Extraskeletal Ewing's Sarcoma: insight into a ten years follow-up

• Published in: Clinica terapeutica Vol. 164; no. 5; p. e373
• Main Authors: Zitelli, A, Manfredelli, S, Brunotti, G, Marcantonio, M, Pontone, S, Angelici, A
• Format: Journal Article
• Language: English
• Published: Italy 2013
• Subjects: Abdominal Neoplasms - diagnostic imaging; Abdominal Neoplasms - pathology; Abdominal Neoplasms - therapy; Abdominal Pain - etiology; Adult; Antineoplastic Combined Chemotherapy Protocols - therapeutic use; Biomarkers, Tumor - analysis; Chemotherapy, Adjuvant; Combined Modality Therapy; Doxorubicin - administration & dosage; Etoposide - administration & dosage; Female; Follow-Up Studies; Humans; Ifosfamide - administration & dosage; Intestines - surgery; Radiotherapy, Adjuvant; Rupture, Spontaneous; Sarcoma, Ewing - diagnostic imaging; Sarcoma, Ewing - pathology; Sarcoma, Ewing - therapy; Survivors; Tomography, X-Ray Computed; Vincristine - administration & dosage
• ISSN: 1972-6007
• DOI: 10.7417/CT.2013.1615

Extraskeletal Ewing's sarcoma is a rare malignant soft tissue tumor, classified within the Ewing's Sarcoma Family Tumors.
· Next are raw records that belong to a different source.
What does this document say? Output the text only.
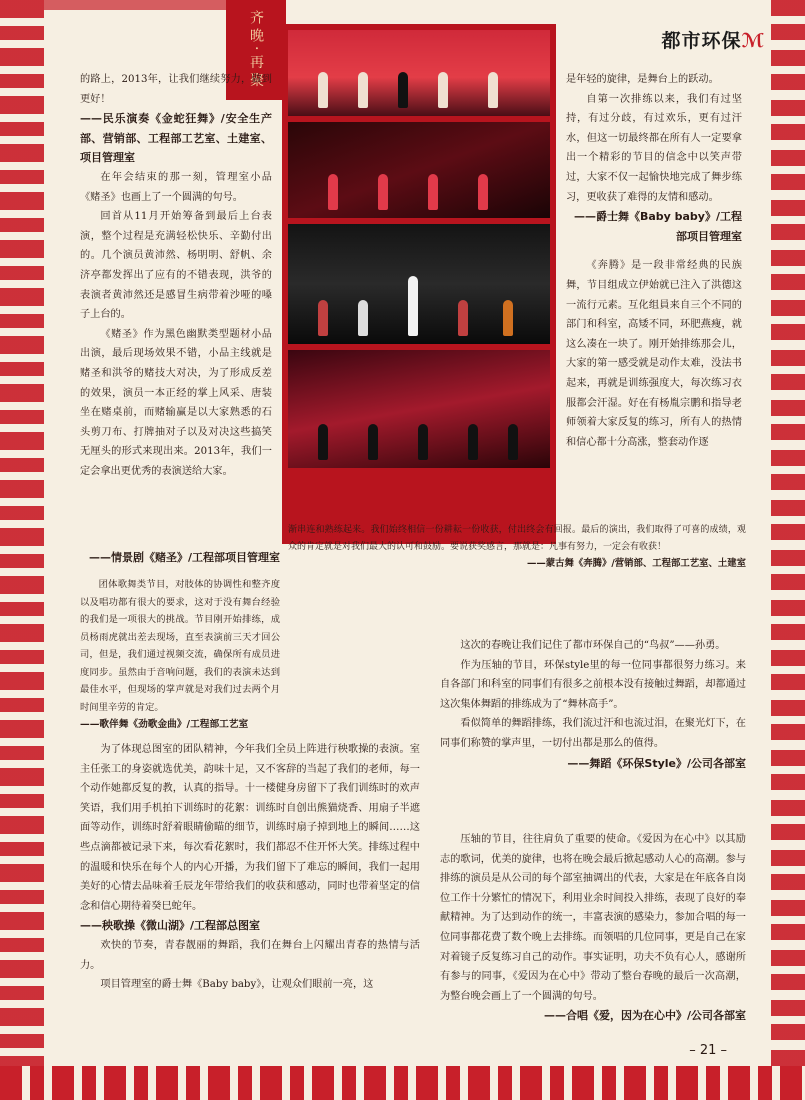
齐晚·再聚	都市环保ℳ

的路上，2013年，让我们继续努力，做到更好！

——民乐演奏《金蛇狂舞》/安全生产部、营销部、工程部工艺室、土建室、项目管理室

在年会结束的那一刻，管理室小品《赌圣》也画上了一个圆满的句号。

回首从11月开始筹备到最后上台表演，整个过程是充满轻松快乐、辛勤付出的。几个演员黄沛然、杨明明、舒帆、余济亭都发挥出了应有的不错表现，洪爷的表演者黄沛然还是感冒生病带着沙哑的嗓子上台的。

《赌圣》作为黑色幽默类型题材小品出演，最后现场效果不错，小品主线就是赌圣和洪爷的赌技大对决，为了形成反差的效果，演员一本正经的掌上风采、唐装坐在赌桌前，而赌输赢是以大家熟悉的石头剪刀布、打牌抽对子以及对决这些搞笑无厘头的形式来现出来。2013年，我们一定会拿出更优秀的表演送给大家。

是年轻的旋律，是舞台上的跃动。

自第一次排练以来，我们有过坚持，有过分歧，有过欢乐，更有过汗水，但这一切最终都在所有人一定要拿出一个精彩的节目的信念中以笑声带过，大家不仅一起愉快地完成了舞步练习，更收获了难得的友情和感动。

——爵士舞《Baby baby》/工程部项目管理室

《奔腾》是一段非常经典的民族舞，节目组成立伊始就已注入了洪德这一流行元素。互化组員来自三个不同的部门和科室，高矮不同，环肥燕瘦，就这么凑在一块了。刚开始排练那会儿，大家的第一感受就是动作太难，没法书起来，再就是训练强度大，每次练习衣服都会汗湿。好在有杨胤宗鹏和指导老师领着大家反复的练习，所有人的热情和信心都十分高涨，整套动作逐

——情景剧《赌圣》/工程部项目管理室

渐串连和熟练起来。我们始终相信一份耕耘一份收获，付出终会有回报。最后的演出，我们取得了可喜的成绩，观众的肯定就是对我们最大的认可和鼓励。要说获奖感言，那就是：凡事有努力，一定会有收获！

——蒙古舞《奔腾》/营销部、工程部工艺室、土建室

团体歌舞类节目，对肢体的协调性和整齐度以及唱功都有很大的要求，这对于没有舞台经验的我们是一项很大的挑战。节目刚开始排练，成员杨雨虎就出差去现场，直至表演前三天才回公司，但是，我们通过视频交流，确保所有成员进度同步。虽然由于音响问题，我们的表演未达到最佳水平，但现场的掌声就是对我们过去两个月时间里辛劳的肯定。

——歌伴舞《劲歌金曲》/工程部工艺室

这次的春晚让我们记住了都市环保自己的“鸟叔”——孙勇。

作为压轴的节目，环保style里的每一位同事都很努力练习。来自各部门和科室的同事们有很多之前根本没有接触过舞蹈，却都通过这次集体舞蹈的排练成为了“舞林高手”。

看似简单的舞蹈排练，我们流过汗和也流过泪，在聚光灯下，在同事们称赞的掌声里，一切付出都是那么的值得。

——舞蹈《环保Style》/公司各部室

为了体现总图室的团队精神，今年我们全员上阵进行秧歌操的表演。室主任张工的身姿就选优美，韵味十足，又不客辞的当起了我们的老师，每一个动作她都反复的教，认真的指导。十一楼健身房留下了我们训练时的欢声笑语，我们用手机拍下训练时的花絮：训练时自创出熊猫烧香、用扇子半遮面等动作，训练时舒着眼睛偷瞄的细节，训练时扇子掉到地上的瞬间……这些点滴都被记录下来，每次看花絮时，我们都忍不住开怀大笑。排练过程中的温暖和快乐在每个人的内心开播，为我们留下了难忘的瞬间，我们一起用美好的心情去品味着壬辰龙年带给我们的收获和感动，同时也带着坚定的信念和信心期待着癸巳蛇年。

——秧歌操《微山湖》/工程部总图室

欢快的节奏，青春靓丽的舞蹈，我们在舞台上闪耀出青春的热情与活力。

项目管理室的爵士舞《Baby baby》，让观众们眼前一亮，这

压轴的节目，往往肩负了重要的使命。《爱因为在心中》以其励志的歌词，优美的旋律，也将在晚会最后掀起感动人心的高潮。参与排练的演员是从公司的每个部室抽调出的代表，大家是在年底各自岗位工作十分繁忙的情况下，利用业余时间投入排练，表现了良好的奉献精神。为了达到动作的统一，丰富表演的感染力，参加合唱的每一位同事都花费了数个晚上去排练。而领唱的几位同事，更是自己在家对着镜子反复练习自己的动作。事实证明，功夫不负有心人，感谢所有参与的同事，《爱因为在心中》带动了整台春晚的最后一次高潮，为整台晚会画上了一个圆满的句号。

——合唱《爱，因为在心中》/公司各部室

– 21 –
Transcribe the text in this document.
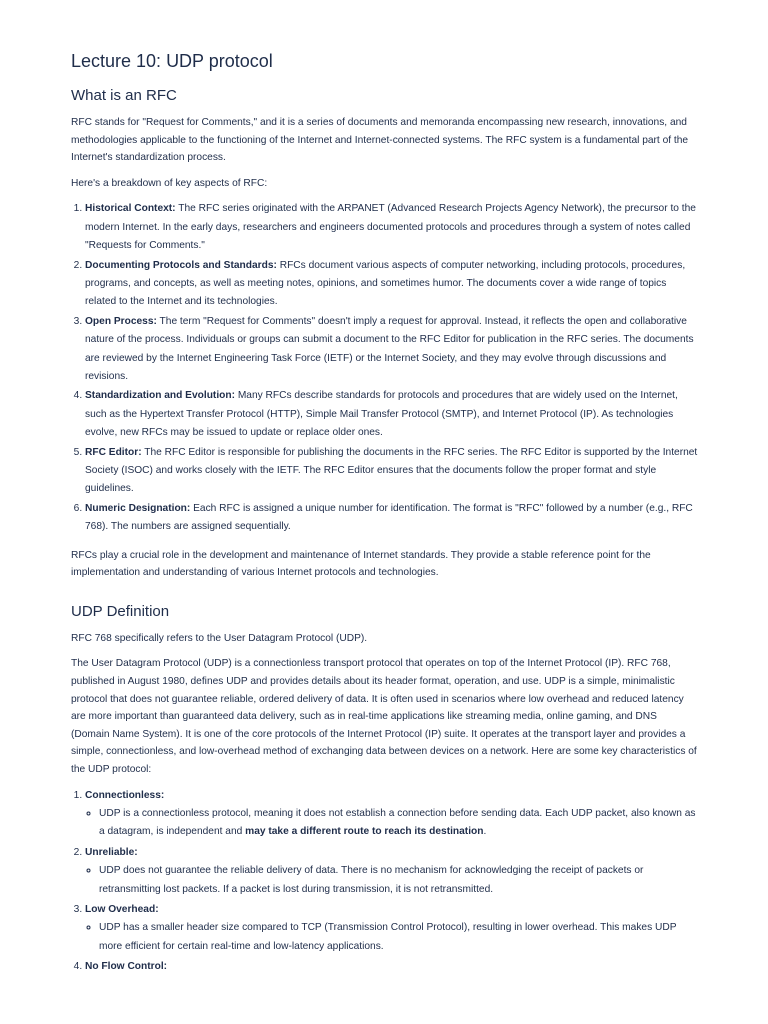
Lecture 10: UDP protocol
What is an RFC

RFC stands for "Request for Comments," and it is a series of documents and memoranda encompassing new research, innovations, and methodologies applicable to the functioning of the Internet and Internet-connected systems. The RFC system is a fundamental part of the Internet's standardization process.

Here's a breakdown of key aspects of RFC:

1. Historical Context: The RFC series originated with the ARPANET (Advanced Research Projects Agency Network), the precursor to the modern Internet. In the early days, researchers and engineers documented protocols and procedures through a system of notes called "Requests for Comments."
2. Documenting Protocols and Standards: RFCs document various aspects of computer networking, including protocols, procedures, programs, and concepts, as well as meeting notes, opinions, and sometimes humor. The documents cover a wide range of topics related to the Internet and its technologies.
3. Open Process: The term "Request for Comments" doesn't imply a request for approval. Instead, it reflects the open and collaborative nature of the process. Individuals or groups can submit a document to the RFC Editor for publication in the RFC series. The documents are reviewed by the Internet Engineering Task Force (IETF) or the Internet Society, and they may evolve through discussions and revisions.
4. Standardization and Evolution: Many RFCs describe standards for protocols and procedures that are widely used on the Internet, such as the Hypertext Transfer Protocol (HTTP), Simple Mail Transfer Protocol (SMTP), and Internet Protocol (IP). As technologies evolve, new RFCs may be issued to update or replace older ones.
5. RFC Editor: The RFC Editor is responsible for publishing the documents in the RFC series. The RFC Editor is supported by the Internet Society (ISOC) and works closely with the IETF. The RFC Editor ensures that the documents follow the proper format and style guidelines.
6. Numeric Designation: Each RFC is assigned a unique number for identification. The format is "RFC" followed by a number (e.g., RFC 768). The numbers are assigned sequentially.

RFCs play a crucial role in the development and maintenance of Internet standards. They provide a stable reference point for the implementation and understanding of various Internet protocols and technologies.

UDP Definition

RFC 768 specifically refers to the User Datagram Protocol (UDP).

The User Datagram Protocol (UDP) is a connectionless transport protocol that operates on top of the Internet Protocol (IP). RFC 768, published in August 1980, defines UDP and provides details about its header format, operation, and use. UDP is a simple, minimalistic protocol that does not guarantee reliable, ordered delivery of data. It is often used in scenarios where low overhead and reduced latency are more important than guaranteed data delivery, such as in real-time applications like streaming media, online gaming, and DNS (Domain Name System). It is one of the core protocols of the Internet Protocol (IP) suite. It operates at the transport layer and provides a simple, connectionless, and low-overhead method of exchanging data between devices on a network. Here are some key characteristics of the UDP protocol:

1. Connectionless:
◦ UDP is a connectionless protocol, meaning it does not establish a connection before sending data. Each UDP packet, also known as a datagram, is independent and may take a different route to reach its destination.
2. Unreliable:
◦ UDP does not guarantee the reliable delivery of data. There is no mechanism for acknowledging the receipt of packets or retransmitting lost packets. If a packet is lost during transmission, it is not retransmitted.
3. Low Overhead:
◦ UDP has a smaller header size compared to TCP (Transmission Control Protocol), resulting in lower overhead. This makes UDP more efficient for certain real-time and low-latency applications.
4. No Flow Control:
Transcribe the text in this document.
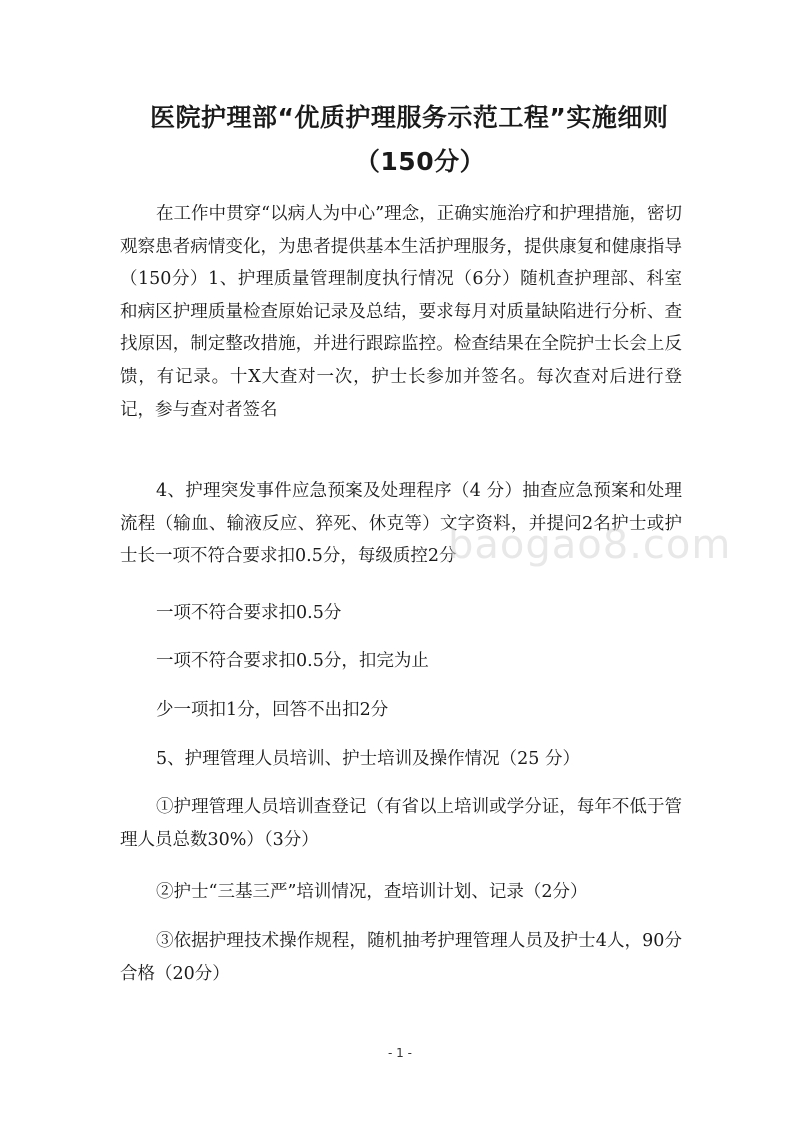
医院护理部“优质护理服务示范工程”实施细则
（150分）
在工作中贯穿“以病人为中心”理念，正确实施治疗和护理措施，密切观察患者病情变化，为患者提供基本生活护理服务，提供康复和健康指导（150分）1、护理质量管理制度执行情况（6分）随机查护理部、科室和病区护理质量检查原始记录及总结，要求每月对质量缺陷进行分析、查找原因，制定整改措施，并进行跟踪监控。检查结果在全院护士长会上反馈，有记录。十X大查对一次，护士长参加并签名。每次查对后进行登记，参与查对者签名
4、护理突发事件应急预案及处理程序（4 分）抽查应急预案和处理流程（输血、输液反应、猝死、休克等）文字资料，并提问2名护士或护士长一项不符合要求扣0.5分，每级质控2分
一项不符合要求扣0.5分
一项不符合要求扣0.5分，扣完为止
少一项扣1分，回答不出扣2分
5、护理管理人员培训、护士培训及操作情况（25 分）
①护理管理人员培训查登记（有省以上培训或学分证，每年不低于管理人员总数30%）（3分）
②护士“三基三严”培训情况，查培训计划、记录（2分）
③依据护理技术操作规程，随机抽考护理管理人员及护士4人，90分合格（20分）
baogao8.com
- 1 -
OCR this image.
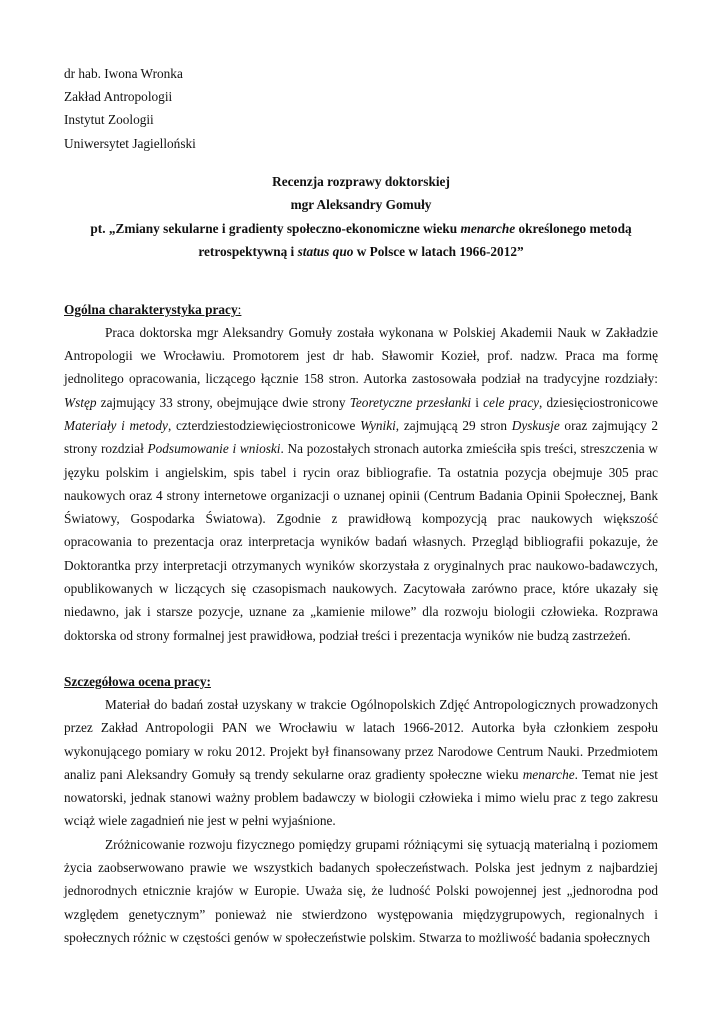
dr hab. Iwona Wronka

Zakład Antropologii

Instytut Zoologii

Uniwersytet Jagielloński

Recenzja rozprawy doktorskiej

mgr Aleksandry Gomuły

pt. „Zmiany sekularne i gradienty społeczno-ekonomiczne wieku menarche określonego metodą retrospektywną i status quo w Polsce w latach 1966-2012”

Ogólna charakterystyka pracy:

Praca doktorska mgr Aleksandry Gomuły została wykonana w Polskiej Akademii Nauk w Zakładzie Antropologii we Wrocławiu. Promotorem jest dr hab. Sławomir Kozieł, prof. nadzw. Praca ma formę jednolitego opracowania, liczącego łącznie 158 stron. Autorka zastosowała podział na tradycyjne rozdziały: Wstęp zajmujący 33 strony, obejmujące dwie strony Teoretyczne przesłanki i cele pracy, dziesięciostronicowe Materiały i metody, czterdziestodziewięciostronicowe Wyniki, zajmującą 29 stron Dyskusje oraz zajmujący 2 strony rozdział Podsumowanie i wnioski. Na pozostałych stronach autorka zmieściła spis treści, streszczenia w języku polskim i angielskim, spis tabel i rycin oraz bibliografie. Ta ostatnia pozycja obejmuje 305 prac naukowych oraz 4 strony internetowe organizacji o uznanej opinii (Centrum Badania Opinii Społecznej, Bank Światowy, Gospodarka Światowa). Zgodnie z prawidłową kompozycją prac naukowych większość opracowania to prezentacja oraz interpretacja wyników badań własnych. Przegląd bibliografii pokazuje, że Doktorantka przy interpretacji otrzymanych wyników skorzystała z oryginalnych prac naukowo-badawczych, opublikowanych w liczących się czasopismach naukowych. Zacytowała zarówno prace, które ukazały się niedawno, jak i starsze pozycje, uznane za „kamienie milowe” dla rozwoju biologii człowieka. Rozprawa doktorska od strony formalnej jest prawidłowa, podział treści i prezentacja wyników nie budzą zastrzeżeń.

Szczegółowa ocena pracy:

Materiał do badań został uzyskany w trakcie Ogólnopolskich Zdjęć Antropologicznych prowadzonych przez Zakład Antropologii PAN we Wrocławiu w latach 1966-2012. Autorka była członkiem zespołu wykonującego pomiary w roku 2012. Projekt był finansowany przez Narodowe Centrum Nauki. Przedmiotem analiz pani Aleksandry Gomuły są trendy sekularne oraz gradienty społeczne wieku menarche. Temat nie jest nowatorski, jednak stanowi ważny problem badawczy w biologii człowieka i mimo wielu prac z tego zakresu wciąż wiele zagadnień nie jest w pełni wyjaśnione.

Zróżnicowanie rozwoju fizycznego pomiędzy grupami różniącymi się sytuacją materialną i poziomem życia zaobserwowano prawie we wszystkich badanych społeczeństwach. Polska jest jednym z najbardziej jednorodnych etnicznie krajów w Europie. Uważa się, że ludność Polski powojennej jest „jednorodna pod względem genetycznym” ponieważ nie stwierdzono występowania międzygrupowych, regionalnych i społecznych różnic w częstości genów w społeczeństwie polskim. Stwarza to możliwość badania społecznych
While the classical Ewing's Sarcoma affects mainly the bone during youth, the Extraskeletal histotype differs for age incidence, primary location and prognosis. Peak incidence and typical location are during adolescence and in the extremities respectively. We report a 30 year old woman case with a positive outcome after ten years from first diagnosis of Extraskeletal Ewing's sarcoma. Treatment was achieved through surgical resection plus adjuvant chemoradiotherapy derived from EW93 and IRS III trials. Conclusion. Our report represents an unusual case due to age of presentation, neoplasm location and long survival reached. In last decades several trials results demonstrated that long survival could be achieved by combined surgery and adjuvant multi-drug treatment.